Of course this is no accident, and when Sally Wingert emerges and dons her headset in the title role, it is with a virtuosic sense of the ordinary. Answering call after call, gossiping, chiding, advising, and transferring to voice mail, watching her at close range is such a powerful demonstration of acting craft that we are lulled into a sense that there’s nothing more of consequence to come. We could simply watch her for an hour or so and call it an evening, having been drawn into work of such precision and subtlety that it feels like a window into a parallel existence.
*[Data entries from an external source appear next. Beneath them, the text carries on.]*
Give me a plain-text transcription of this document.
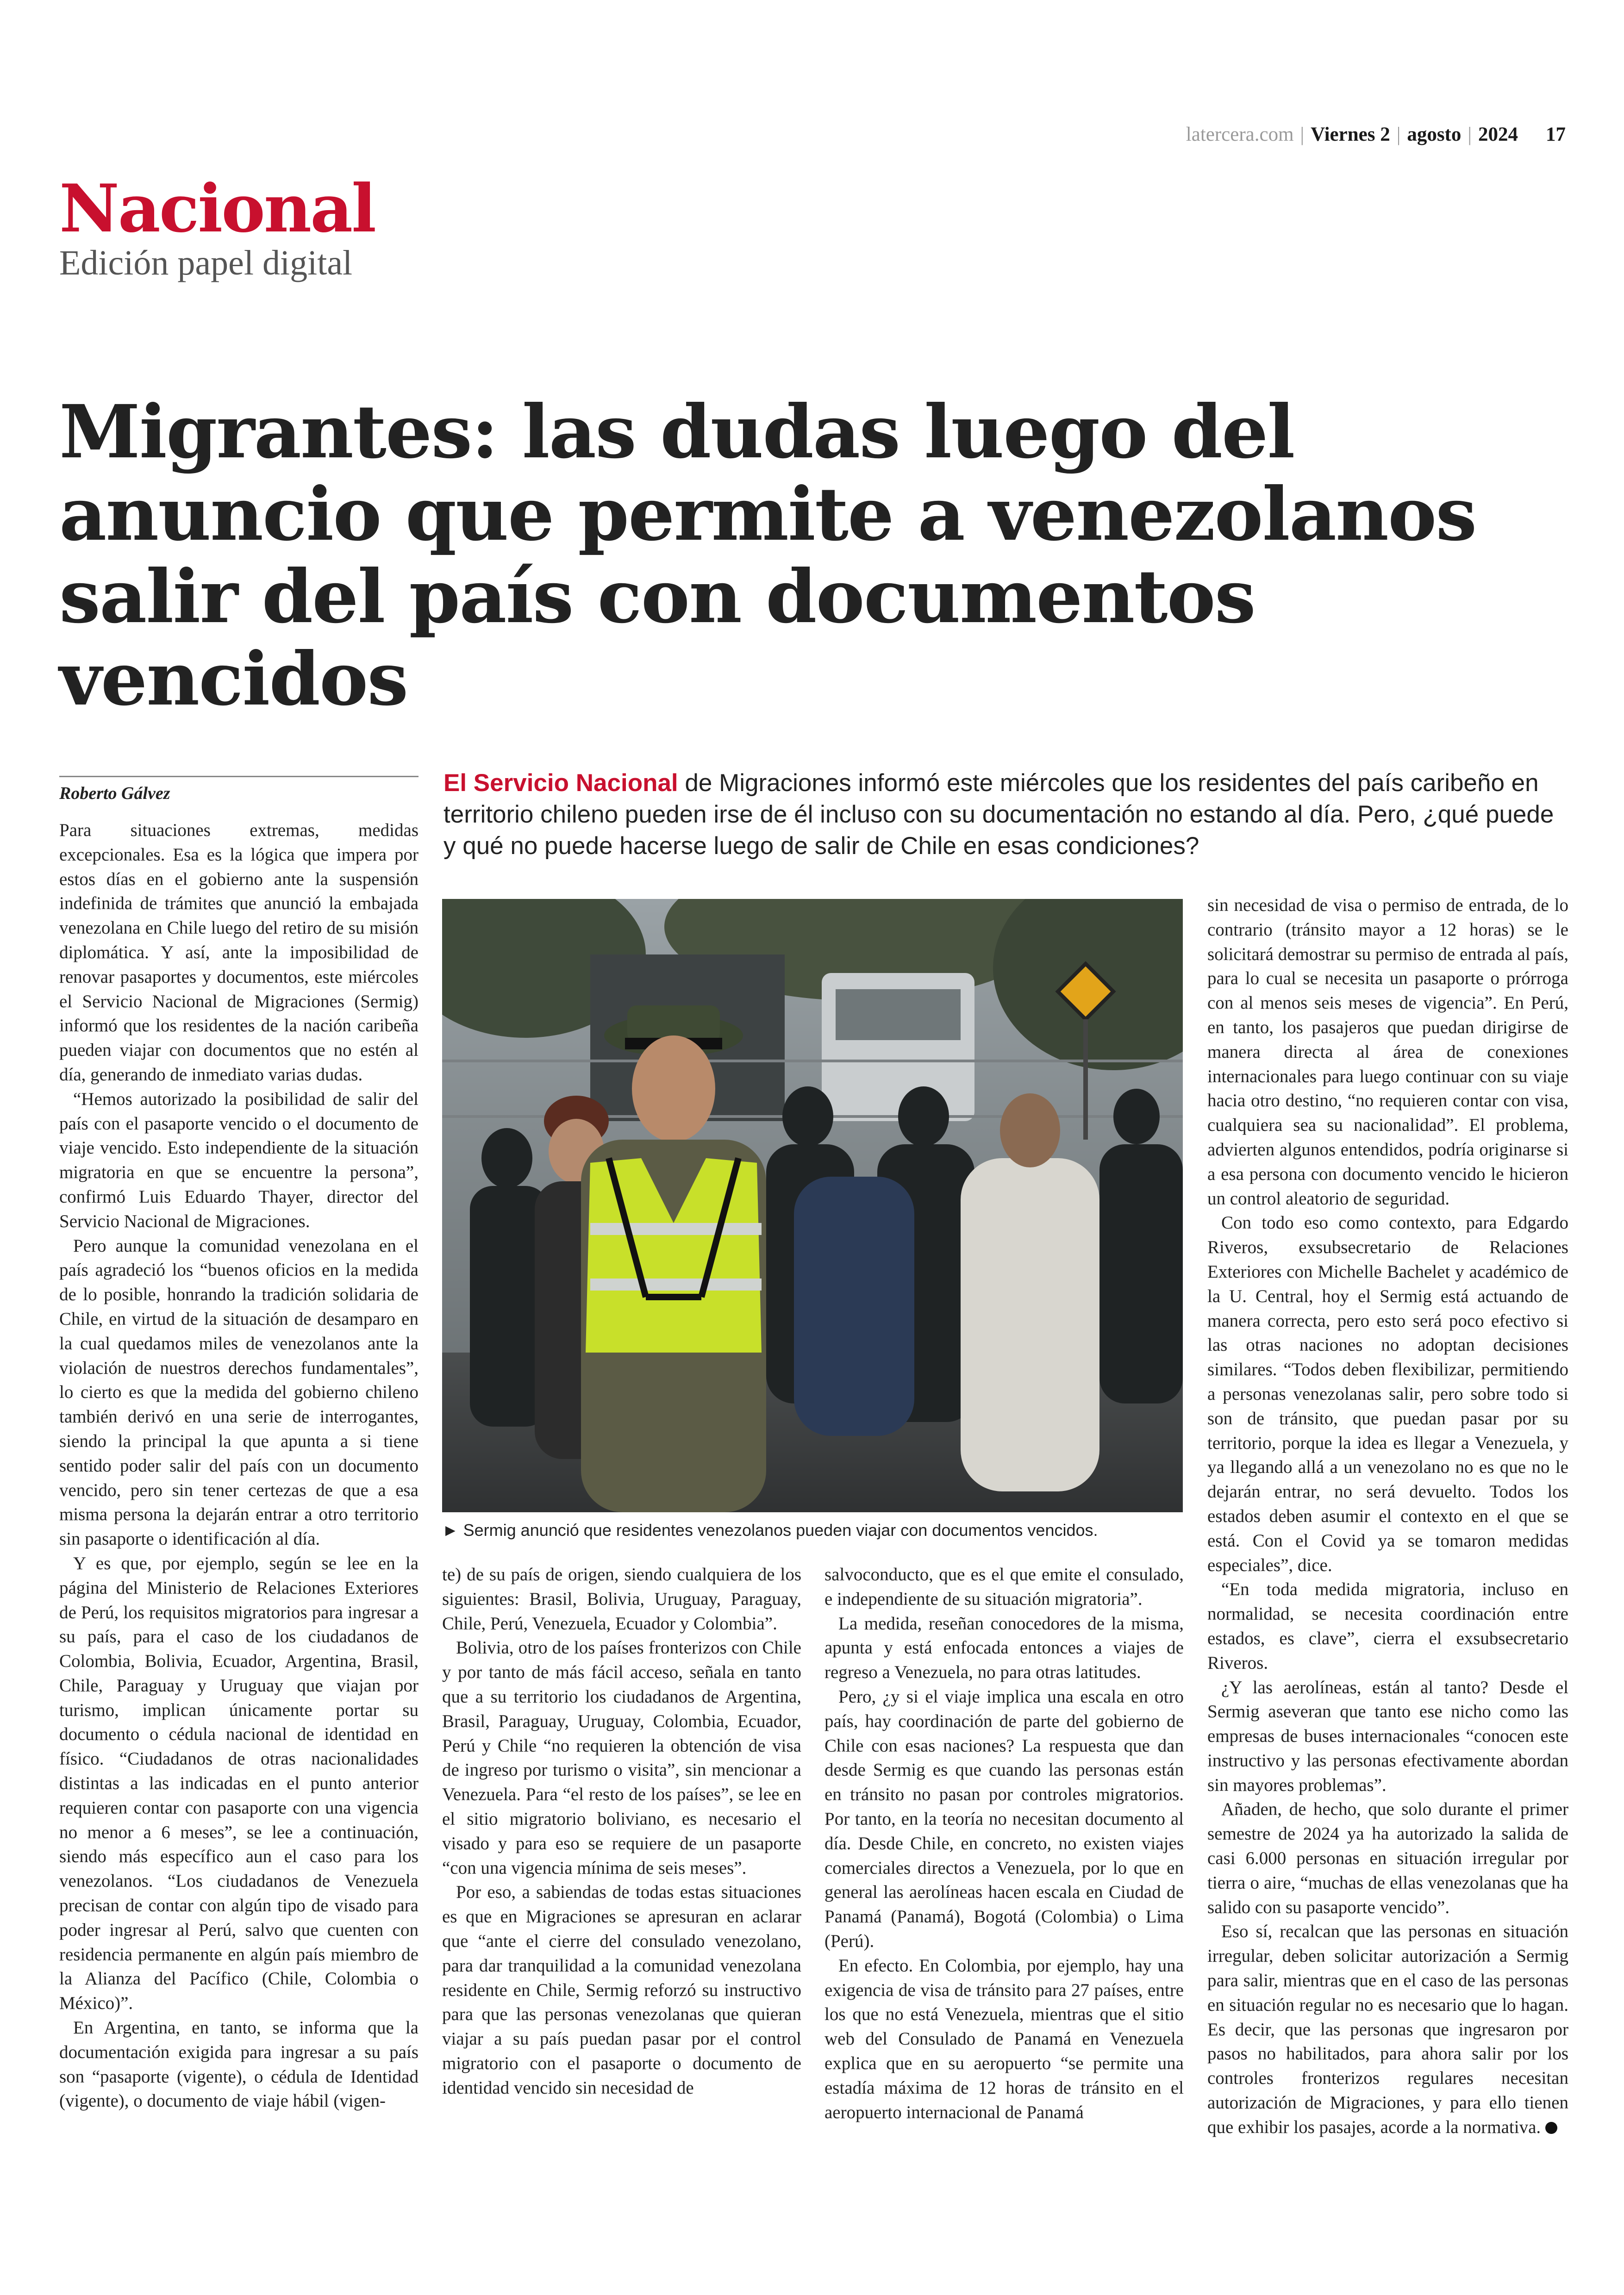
latercera.com | Viernes 2 | agosto | 2024 17
Nacional
Edición papel digital
Migrantes: las dudas luego del anuncio que permite a venezolanos salir del país con documentos vencidos
Roberto Gálvez	El Servicio Nacional de Migraciones informó este miércoles que los residentes del país caribeño en territorio chileno pueden irse de él incluso con su documentación no estando al día. Pero, ¿qué puede y qué no puede hacerse luego de salir de Chile en esas condiciones?
► Sermig anunció que residentes venezolanos pueden viajar con documentos vencidos.

Para situaciones extremas, medidas excepcionales. Esa es la lógica que impera por estos días en el gobierno ante la suspensión indefinida de trámites que anunció la embajada venezolana en Chile luego del retiro de su misión diplomática. Y así, ante la imposibilidad de renovar pasaportes y documentos, este miércoles el Servicio Nacional de Migraciones (Sermig) informó que los residentes de la nación caribeña pueden viajar con documentos que no estén al día, generando de inmediato varias dudas.

“Hemos autorizado la posibilidad de salir del país con el pasaporte vencido o el documento de viaje vencido. Esto independiente de la situación migratoria en que se encuentre la persona”, confirmó Luis Eduardo Thayer, director del Servicio Nacional de Migraciones.

Pero aunque la comunidad venezolana en el país agradeció los “buenos oficios en la medida de lo posible, honrando la tradición solidaria de Chile, en virtud de la situación de desamparo en la cual quedamos miles de venezolanos ante la violación de nuestros derechos fundamentales”, lo cierto es que la medida del gobierno chileno también derivó en una serie de interrogantes, siendo la principal la que apunta a si tiene sentido poder salir del país con un documento vencido, pero sin tener certezas de que a esa misma persona la dejarán entrar a otro territorio sin pasaporte o identificación al día.

Y es que, por ejemplo, según se lee en la página del Ministerio de Relaciones Exteriores de Perú, los requisitos migratorios para ingresar a su país, para el caso de los ciudadanos de Colombia, Bolivia, Ecuador, Argentina, Brasil, Chile, Paraguay y Uruguay que viajan por turismo, implican únicamente portar su documento o cédula nacional de identidad en físico. “Ciudadanos de otras nacionalidades distintas a las indicadas en el punto anterior requieren contar con pasaporte con una vigencia no menor a 6 meses”, se lee a continuación, siendo más específico aun el caso para los venezolanos. “Los ciudadanos de Venezuela precisan de contar con algún tipo de visado para poder ingresar al Perú, salvo que cuenten con residencia permanente en algún país miembro de la Alianza del Pacífico (Chile, Colombia o México)”.

En Argentina, en tanto, se informa que la documentación exigida para ingresar a su país son “pasaporte (vigente), o cédula de Identidad (vigente), o documento de viaje hábil (vigen-

te) de su país de origen, siendo cualquiera de los siguientes: Brasil, Bolivia, Uruguay, Paraguay, Chile, Perú, Venezuela, Ecuador y Colombia”.

Bolivia, otro de los países fronterizos con Chile y por tanto de más fácil acceso, señala en tanto que a su territorio los ciudadanos de Argentina, Brasil, Paraguay, Uruguay, Colombia, Ecuador, Perú y Chile “no requieren la obtención de visa de ingreso por turismo o visita”, sin mencionar a Venezuela. Para “el resto de los países”, se lee en el sitio migratorio boliviano, es necesario el visado y para eso se requiere de un pasaporte “con una vigencia mínima de seis meses”.

Por eso, a sabiendas de todas estas situaciones es que en Migraciones se apresuran en aclarar que “ante el cierre del consulado venezolano, para dar tranquilidad a la comunidad venezolana residente en Chile, Sermig reforzó su instructivo para que las personas venezolanas que quieran viajar a su país puedan pasar por el control migratorio con el pasaporte o documento de identidad vencido sin necesidad de

salvoconducto, que es el que emite el consulado, e independiente de su situación migratoria”.

La medida, reseñan conocedores de la misma, apunta y está enfocada entonces a viajes de regreso a Venezuela, no para otras latitudes.

Pero, ¿y si el viaje implica una escala en otro país, hay coordinación de parte del gobierno de Chile con esas naciones? La respuesta que dan desde Sermig es que cuando las personas están en tránsito no pasan por controles migratorios. Por tanto, en la teoría no necesitan documento al día. Desde Chile, en concreto, no existen viajes comerciales directos a Venezuela, por lo que en general las aerolíneas hacen escala en Ciudad de Panamá (Panamá), Bogotá (Colombia) o Lima (Perú).

En efecto. En Colombia, por ejemplo, hay una exigencia de visa de tránsito para 27 países, entre los que no está Venezuela, mientras que el sitio web del Consulado de Panamá en Venezuela explica que en su aeropuerto “se permite una estadía máxima de 12 horas de tránsito en el aeropuerto internacional de Panamá

sin necesidad de visa o permiso de entrada, de lo contrario (tránsito mayor a 12 horas) se le solicitará demostrar su permiso de entrada al país, para lo cual se necesita un pasaporte o prórroga con al menos seis meses de vigencia”. En Perú, en tanto, los pasajeros que puedan dirigirse de manera directa al área de conexiones internacionales para luego continuar con su viaje hacia otro destino, “no requieren contar con visa, cualquiera sea su nacionalidad”. El problema, advierten algunos entendidos, podría originarse si a esa persona con documento vencido le hicieron un control aleatorio de seguridad.

Con todo eso como contexto, para Edgardo Riveros, exsubsecretario de Relaciones Exteriores con Michelle Bachelet y académico de la U. Central, hoy el Sermig está actuando de manera correcta, pero esto será poco efectivo si las otras naciones no adoptan decisiones similares. “Todos deben flexibilizar, permitiendo a personas venezolanas salir, pero sobre todo si son de tránsito, que puedan pasar por su territorio, porque la idea es llegar a Venezuela, y ya llegando allá a un venezolano no es que no le dejarán entrar, no será devuelto. Todos los estados deben asumir el contexto en el que se está. Con el Covid ya se tomaron medidas especiales”, dice.

“En toda medida migratoria, incluso en normalidad, se necesita coordinación entre estados, es clave”, cierra el exsubsecretario Riveros.

¿Y las aerolíneas, están al tanto? Desde el Sermig aseveran que tanto ese nicho como las empresas de buses internacionales “conocen este instructivo y las personas efectivamente abordan sin mayores problemas”.

Añaden, de hecho, que solo durante el primer semestre de 2024 ya ha autorizado la salida de casi 6.000 personas en situación irregular por tierra o aire, “muchas de ellas venezolanas que ha salido con su pasaporte vencido”.

Eso sí, recalcan que las personas en situación irregular, deben solicitar autorización a Sermig para salir, mientras que en el caso de las personas en situación regular no es necesario que lo hagan. Es decir, que las personas que ingresaron por pasos no habilitados, para ahora salir por los controles fronterizos regulares necesitan autorización de Migraciones, y para ello tienen que exhibir los pasajes, acorde a la normativa.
But we’re at a play, and things do happen. We’re privy to the romantic foibles of office worker Lorraine (Sara Marsh), prone to falling in love with the self-obsessed and apparently the possessor of a less-than-sterling work ethic. Then there’s visitor Martin (Bill McCallum) from the home office, amiable and relaxed, happy to flirt with Lorraine beneath the receptionist’s chilly, judgmental eye until the arrival of boss Edward (Harry Waters Jr.).

It’s here where matters veer into spoiler territory. Suffice to say that Martin from corporate has come to administer an official reprimand, and that when Waters delivers a monologue on humane ways of gutting fish at the show’s opener, it’s dialogue that suddenly takes on added resonance.

At 75 minutes, here’s a work with assured pacing (Ben McGovern directs) and a sense of menace beneath the humdrum that builds on early laughter and ease until it delivers something else entirely. Playwright Adam Bock works within narrow boundaries here in terms of action, but his dialogue is micro-focused on the minutiae of work speech and convincingly locates an uncanny and menacing undertow—a bad dream beneath the nine-to-five inspired in equal parts by Kafka and the War on Terror.

Waters Jr. gives an understated performance as a conscience-stricken functionary that lends a welcome emotional weight—you get the sense that events happening to Edward offstage would constitute a second, worthy play of their own. But the deepest satisfaction here comes from Wingert, her range of expressions, her voice, her total inhabiting of the moral center of a morally unhinged work.

By the time it’s lights out on The Receptionist, it’s back to the working world—pleasingly enough, without the slightest sense of having clocked a minute’s overtime, and having chewed on an unsettling slow-burn mind-bomb of the kind that rattles around in dreams and memory for days to come.